There are social themes here, too. This is very much a film about late capitalism, about the inequities of wealth, about the haves and the have-nots, about the changing face of Europe. The film's visual compositions are of a piece with these themes, too, and given how I've already described the film's verticality, I'm sure you can imagine how it goes about its critique of class and money. Certainly, the film amplifies this by having the English lady whose life Simon craves played by a bona fide movie star in Gillian Anderson.


Kacey Mottet Klein and Gillian Anderson in L'enfant d'en haut (Sister)

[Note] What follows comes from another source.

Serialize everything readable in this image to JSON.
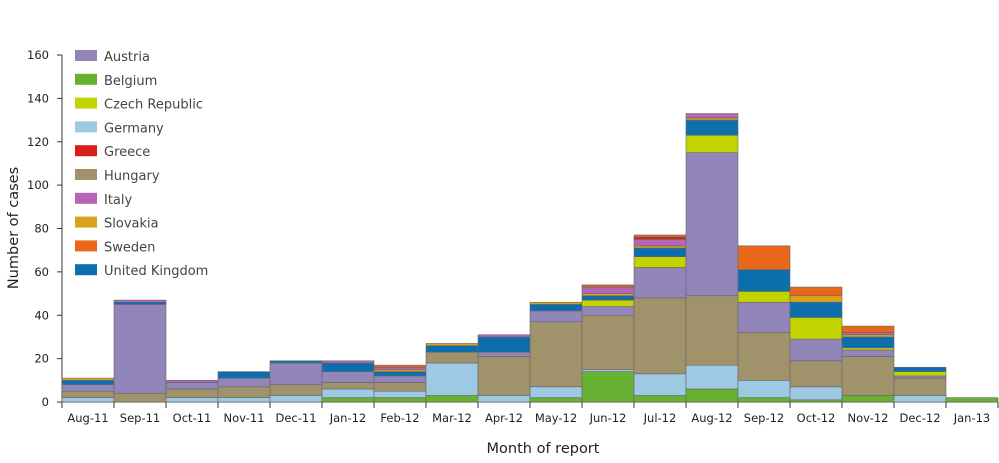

For all that, I wish I liked this film better than I do. This is a film with limited dramatic resources. It has, basically, two kinds of scenes: Simon going about the business of stealing, and Simon interacting with Louise. These tend toward repetition and it dilates the experience of watching it over time into something of a chore. Oh, the actors are good. Kacey Mottet Klein is good as Simon and Léa Seydoux seems like she's on the fast track to stardom, but they operate within the constraints of a plot that doesn't have much for them to do. Where as the film's visual sensibility is world-class, it suffers from an under-imagined screenplay. Perhaps more troubling than this, though, is the way the film turns on a gimmick. The revelation that Louise is Simon's mother seems to come out of left field and never seems entirely earned. It's as if writer/director Meier was perhaps aware of the film's dramatic shortcomings and decided it needed a twist to keep the audience interested. In truth, the visuals kept me interested until the end, but I checked out of the plot fairly early. It's worth the slog, ultimately, because the very last scenes are very good indeed.